# Extension Wifi airport express et Bbox 2?



## Fast_Dido (21 Février 2012)

Bonjour, j'ai fait l'acquisition d'un "airport express" dans le but d'augmenter la portée de mon réseau wifi existant sur ma b-box 2 (Belgacom). Mais voilà le problème est le suivant, il m'est impossible d'étendre le réseau, j'arrive à connecter le airport express au réseau mais lorsque je choisis dans les préférences de celui-ci d'augmenter la portée du réseau wifi via le soft airport de mon mac, au moment de la mis à jour du airport express il ne parvient pas à enregistrer les modifications me disant que c'est impossible.  Devrais-je changer une option au sein de ma b-box 2 afin qu'il autorise la portée de son wifi?   Merci d'avance pour vos réponses.


----------



## Polo35230 (21 Février 2012)

Bonjour,

L'Airport Express a bien une fonction WDS (pour prolonger un signal wifi), mais je crois (sûr...) qu'elle le fait uniquement dans un cadre inter-Apple.
C'est à dire que si on a déjà une borne airport (express ou extreme), le signal peut être prolongé par l'ajout d'une nouvelle borne express.

Elle ne pourra pas prolonger le signal wifi d'une box. Vraisemblablement pour des questions d'intégration au niveau des types de points d'accès. C'est pas logique, WDS étant une norme, mais Apple a certainement voulu rester en milieu homogène pour éviter d'éventuels pbs.
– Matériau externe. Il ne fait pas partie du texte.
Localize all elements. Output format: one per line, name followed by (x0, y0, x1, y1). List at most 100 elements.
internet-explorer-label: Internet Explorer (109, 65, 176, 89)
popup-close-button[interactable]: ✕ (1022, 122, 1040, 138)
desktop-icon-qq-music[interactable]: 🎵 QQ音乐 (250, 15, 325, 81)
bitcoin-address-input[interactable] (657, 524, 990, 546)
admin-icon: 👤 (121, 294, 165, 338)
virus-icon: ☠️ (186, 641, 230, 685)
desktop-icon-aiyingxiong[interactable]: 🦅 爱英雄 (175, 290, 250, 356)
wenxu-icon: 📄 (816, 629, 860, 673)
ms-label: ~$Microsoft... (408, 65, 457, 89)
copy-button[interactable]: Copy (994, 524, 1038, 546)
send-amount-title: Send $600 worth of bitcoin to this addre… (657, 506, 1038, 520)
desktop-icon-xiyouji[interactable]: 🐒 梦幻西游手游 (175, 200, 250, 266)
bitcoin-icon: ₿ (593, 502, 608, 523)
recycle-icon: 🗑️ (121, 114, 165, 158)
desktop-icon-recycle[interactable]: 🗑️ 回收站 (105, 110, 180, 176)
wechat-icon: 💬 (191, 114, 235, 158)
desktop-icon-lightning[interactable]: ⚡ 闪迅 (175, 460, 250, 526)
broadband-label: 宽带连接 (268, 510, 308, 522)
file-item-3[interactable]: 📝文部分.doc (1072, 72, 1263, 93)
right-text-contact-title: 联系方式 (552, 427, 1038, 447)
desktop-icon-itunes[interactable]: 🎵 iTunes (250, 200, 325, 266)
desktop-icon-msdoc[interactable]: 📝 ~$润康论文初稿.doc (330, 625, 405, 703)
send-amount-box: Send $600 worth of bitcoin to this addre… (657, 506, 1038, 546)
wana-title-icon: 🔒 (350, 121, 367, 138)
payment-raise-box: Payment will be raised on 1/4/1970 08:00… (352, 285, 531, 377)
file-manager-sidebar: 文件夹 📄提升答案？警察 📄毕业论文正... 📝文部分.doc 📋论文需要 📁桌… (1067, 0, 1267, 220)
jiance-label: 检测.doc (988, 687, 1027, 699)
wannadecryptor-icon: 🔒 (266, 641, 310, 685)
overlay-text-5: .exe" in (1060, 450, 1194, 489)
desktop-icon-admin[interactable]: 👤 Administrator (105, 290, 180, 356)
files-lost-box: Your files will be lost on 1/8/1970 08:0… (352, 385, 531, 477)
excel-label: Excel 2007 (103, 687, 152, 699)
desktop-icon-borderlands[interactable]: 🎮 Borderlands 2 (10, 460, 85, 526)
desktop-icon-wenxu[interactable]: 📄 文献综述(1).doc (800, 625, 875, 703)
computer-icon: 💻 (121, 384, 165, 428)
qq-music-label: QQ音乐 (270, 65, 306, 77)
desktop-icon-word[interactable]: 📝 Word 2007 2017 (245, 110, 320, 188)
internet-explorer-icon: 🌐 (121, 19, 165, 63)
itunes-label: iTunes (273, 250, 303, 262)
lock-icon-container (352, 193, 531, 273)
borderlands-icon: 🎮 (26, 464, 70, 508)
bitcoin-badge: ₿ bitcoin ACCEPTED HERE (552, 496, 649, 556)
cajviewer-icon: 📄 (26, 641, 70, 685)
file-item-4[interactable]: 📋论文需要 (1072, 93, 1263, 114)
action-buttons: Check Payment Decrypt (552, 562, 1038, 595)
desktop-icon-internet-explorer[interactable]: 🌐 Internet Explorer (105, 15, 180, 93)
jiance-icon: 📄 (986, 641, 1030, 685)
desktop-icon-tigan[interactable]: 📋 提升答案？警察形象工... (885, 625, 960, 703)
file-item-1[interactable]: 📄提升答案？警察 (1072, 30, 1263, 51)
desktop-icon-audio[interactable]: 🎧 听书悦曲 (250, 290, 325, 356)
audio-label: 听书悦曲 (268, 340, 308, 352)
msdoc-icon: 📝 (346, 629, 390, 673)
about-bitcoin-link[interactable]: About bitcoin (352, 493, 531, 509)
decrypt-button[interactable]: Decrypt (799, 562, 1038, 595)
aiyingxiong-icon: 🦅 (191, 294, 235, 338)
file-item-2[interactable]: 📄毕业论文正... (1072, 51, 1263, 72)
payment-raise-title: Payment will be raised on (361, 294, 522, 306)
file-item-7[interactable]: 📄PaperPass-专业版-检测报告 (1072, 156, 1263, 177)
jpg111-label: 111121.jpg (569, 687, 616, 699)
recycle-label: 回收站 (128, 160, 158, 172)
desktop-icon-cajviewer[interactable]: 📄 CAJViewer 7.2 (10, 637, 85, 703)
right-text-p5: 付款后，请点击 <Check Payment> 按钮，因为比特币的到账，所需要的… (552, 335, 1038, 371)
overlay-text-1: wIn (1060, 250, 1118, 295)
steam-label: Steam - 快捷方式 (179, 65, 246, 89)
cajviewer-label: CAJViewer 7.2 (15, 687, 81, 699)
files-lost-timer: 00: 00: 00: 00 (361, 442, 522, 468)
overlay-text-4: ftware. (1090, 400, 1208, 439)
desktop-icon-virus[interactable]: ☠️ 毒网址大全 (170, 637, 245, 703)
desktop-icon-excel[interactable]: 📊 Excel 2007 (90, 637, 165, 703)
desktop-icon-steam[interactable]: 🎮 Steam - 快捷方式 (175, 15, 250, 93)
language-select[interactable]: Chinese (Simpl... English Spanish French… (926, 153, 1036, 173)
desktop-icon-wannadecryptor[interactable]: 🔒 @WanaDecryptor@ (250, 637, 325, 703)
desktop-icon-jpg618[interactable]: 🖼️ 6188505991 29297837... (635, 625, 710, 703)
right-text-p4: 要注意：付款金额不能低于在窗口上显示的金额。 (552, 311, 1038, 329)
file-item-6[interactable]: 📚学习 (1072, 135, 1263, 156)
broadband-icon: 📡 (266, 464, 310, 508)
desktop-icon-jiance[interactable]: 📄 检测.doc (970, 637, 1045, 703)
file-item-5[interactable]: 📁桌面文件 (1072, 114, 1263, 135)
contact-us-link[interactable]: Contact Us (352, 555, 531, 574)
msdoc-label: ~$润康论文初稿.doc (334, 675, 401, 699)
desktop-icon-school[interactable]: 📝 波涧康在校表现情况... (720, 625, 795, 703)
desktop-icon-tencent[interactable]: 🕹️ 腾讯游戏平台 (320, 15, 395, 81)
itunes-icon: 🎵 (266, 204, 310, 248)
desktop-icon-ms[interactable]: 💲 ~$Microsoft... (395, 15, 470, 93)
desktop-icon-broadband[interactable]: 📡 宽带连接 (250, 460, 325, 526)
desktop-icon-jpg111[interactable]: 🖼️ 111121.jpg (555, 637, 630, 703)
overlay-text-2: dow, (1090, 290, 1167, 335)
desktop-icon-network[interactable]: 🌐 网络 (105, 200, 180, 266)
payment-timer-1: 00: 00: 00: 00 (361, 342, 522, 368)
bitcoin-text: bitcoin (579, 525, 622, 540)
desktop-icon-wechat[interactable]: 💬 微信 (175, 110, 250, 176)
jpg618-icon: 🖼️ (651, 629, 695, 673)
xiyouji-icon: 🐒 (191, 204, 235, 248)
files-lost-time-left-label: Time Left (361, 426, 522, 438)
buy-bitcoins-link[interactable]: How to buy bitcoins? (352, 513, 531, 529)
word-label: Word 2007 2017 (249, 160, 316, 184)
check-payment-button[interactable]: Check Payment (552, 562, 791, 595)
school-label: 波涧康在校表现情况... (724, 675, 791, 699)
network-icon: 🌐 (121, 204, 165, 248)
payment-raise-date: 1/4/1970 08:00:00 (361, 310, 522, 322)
En attendant, il y a d'autres répéteurs WDS, du genre de celui-ci:
http://www.01net.com/fiche-produit/...i-netgear-repeteur-universel-wifi-n-wn3000rp/

Suivant le contexte (très grande maison, par exemple, on peut aussi mettre en place une autre solution mixte (CPL+Wifi).
http://www.devolo.fr/consumer/77_dl...starter-kit_informations-produits_1.html?l=fr


----------



## lappartien (21 Février 2012)

cherche. ton pb a été déjà traité il me semble sur mac G
augmenter la portée d'airport express par ex ou tout simplement airport express


----------



## Fast_Dido (23 Février 2012)

Je te remercie Polo....enfin je trouve ça un peu aberrant que l'airport express puisse se connecter à la box mais ne puisse étendre le réseau de celui-ci...enfin on connaît la politique apple...


----------



## sioux (27 Février 2012)

bonjour,

effectivement, l'airport express ne permet pas d'étendre un réseau wifi (autre que airport d'apple).
Par contre, j'avais cru voir que la borne *airport extreme* le permettait, mais je ne trouve l'info nulle par :confuses:
quelqu'un pourrait il me dire si oui ou non, je peux étendre le réseau wifi de ma freebox avec ?

merci ...


----------



## atari.fr (5 Mars 2012)

bonjour

j'ai branché mon aiport express à un port de la FREEBOX

Et je l'ai configuré: Creer un reseau sans fil et à partir de celui ci vous pouvez utiliser le web !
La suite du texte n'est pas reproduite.